Politics & Government

Court says charges inappropriately tossed

FRANKFORT - The wrong judge dismissed charges against four people indicted in a state hiring investigation, the Kentucky Court of Appeals ruled yesterday.

A three-judge appeals court panel said the misdemeanor charges should have been dismissed, but not by Franklin County Circuit Judge William Graham who presided over the case because it originated from a grand jury that reported to him. Graham, who has retired, should have sent the case down to district court, which handles misdemeanor charges.

Graham had dismissed the charges against former Fletcher chief of staff Daniel Groves, Fletcher aide Vince Fields and political supporters Dave Disponett of Lawrenceburg and J. Marshall Hughes of Bowling Green, because they were covered by a gubernatorial pardon.

Prosecutors in Attorney General Greg Stumbo's office had appealed Graham's ruling dismissing the charges.

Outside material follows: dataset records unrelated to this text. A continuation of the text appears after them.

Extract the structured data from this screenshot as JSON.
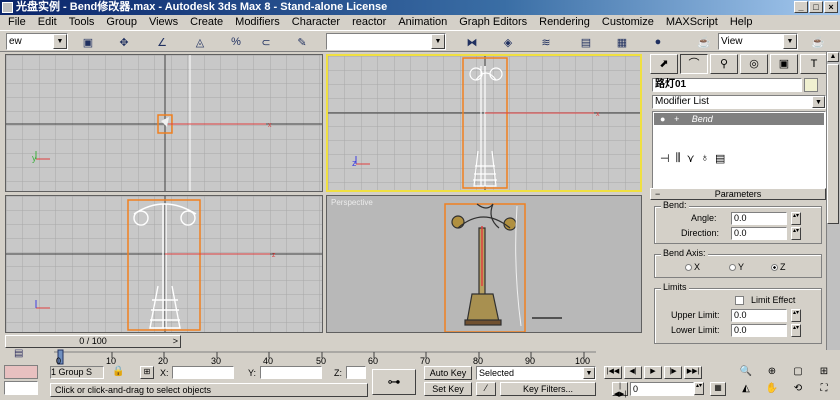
{
  "window": {
    "title": "光盘实例 - Bend修改器.max - Autodesk 3ds Max 8 - Stand-alone License",
    "controls": [
      "_",
      "□",
      "×"
    ]
  },
  "menu": [
    "File",
    "Edit",
    "Tools",
    "Group",
    "Views",
    "Create",
    "Modifiers",
    "Character",
    "reactor",
    "Animation",
    "Graph Editors",
    "Rendering",
    "Customize",
    "MAXScript",
    "Help"
  ],
  "toolbar": {
    "selection_filter": "ew",
    "named_selection": "",
    "view_combo": "View",
    "icons": [
      "select-object-icon",
      "select-by-name-icon",
      "select-and-move-icon",
      "undo-icon",
      "angle-snap-icon",
      "percent-snap-icon",
      "spinner-snap-icon",
      "edit-named-selection-icon",
      "mirror-icon",
      "align-icon",
      "layer-manager-icon",
      "curve-editor-icon",
      "schematic-view-icon",
      "material-editor-icon",
      "render-scene-icon",
      "quick-render-icon"
    ]
  },
  "viewports": {
    "top": {
      "label": ""
    },
    "front": {
      "label": ""
    },
    "left": {
      "label": ""
    },
    "perspective": {
      "label": "Perspective"
    },
    "axis_x": "x",
    "axis_y": "y",
    "axis_z": "z"
  },
  "command_panel": {
    "tabs": [
      "create-tab",
      "modify-tab",
      "hierarchy-tab",
      "motion-tab",
      "display-tab",
      "utilities-tab"
    ],
    "object_name": "路灯01",
    "modifier_list": "Modifier List",
    "stack": [
      {
        "name": "Bend"
      }
    ],
    "rollout_title": "Parameters",
    "bend_group": "Bend:",
    "angle_label": "Angle:",
    "angle_value": "0.0",
    "direction_label": "Direction:",
    "direction_value": "0.0",
    "bend_axis_group": "Bend Axis:",
    "axis_options": [
      "X",
      "Y",
      "Z"
    ],
    "selected_axis": "Z",
    "limits_group": "Limits",
    "limit_effect_label": "Limit Effect",
    "upper_limit_label": "Upper Limit:",
    "upper_limit_value": "0.0",
    "lower_limit_label": "Lower Limit:",
    "lower_limit_value": "0.0"
  },
  "timeline": {
    "slider_label": "0 / 100",
    "ticks": [
      "0",
      "10",
      "20",
      "30",
      "40",
      "50",
      "60",
      "70",
      "80",
      "90",
      "100"
    ],
    "current_frame": "0"
  },
  "status": {
    "selection_count": "1 Group S",
    "x_label": "X:",
    "y_label": "Y:",
    "z_label": "Z:",
    "prompt": "Click or click-and-drag to select objects",
    "auto_key": "Auto Key",
    "set_key": "Set Key",
    "selected": "Selected",
    "key_filters": "Key Filters...",
    "frame_value": "0"
  },
  "colors": {
    "active_viewport_border": "#f0e040",
    "selection_bracket": "#f08020",
    "axis_x": "#e04040",
    "axis_y": "#40b040",
    "axis_z": "#4040e0",
    "title_start": "#0a246a"
  }
}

That led to yesterday's ruling, which essentially changes nothing.

"While a remand to district court will needlessly prolong a case that will immediately be dismissed on the basis of the pardon, we must vacate the circuit court's order as it is without jurisdiction to act," Daniel T. Guidugli wrote in the ruling.

Vicki Glass, spokeswoman for the attorney general's office, declined to comment on the appeals court ruling. Defense attorney Paul Harnice said he agrees that the ruling needlessly prolongs the case.

"All we're doing here is just delaying the inevitable," he said.

Nine current and former members of Fletcher's administration were indicted, most on misdemeanor violations of state hiring laws, before Fletcher issued his pardon on Aug. 29. The pardon was worded to provide blanket coverage for anyone else who might be indicted.

The grand jury, which began investigating the Fletcher administration in June 2005, returned 29 indictments, one of which charged Fletcher with criminal conspiracy, official misconduct and political discrimination.

All the indictments have been dismissed, except one against a former transportation official charged with perjury for allegedly lying to the grand jury.

Fletcher's charges were dropped after an agreement with prosecutors, even though the grand jury concluded that he had approved a "widespread and coordinated plan" to skirt state hiring laws so political supporters could be rewarded with jobs.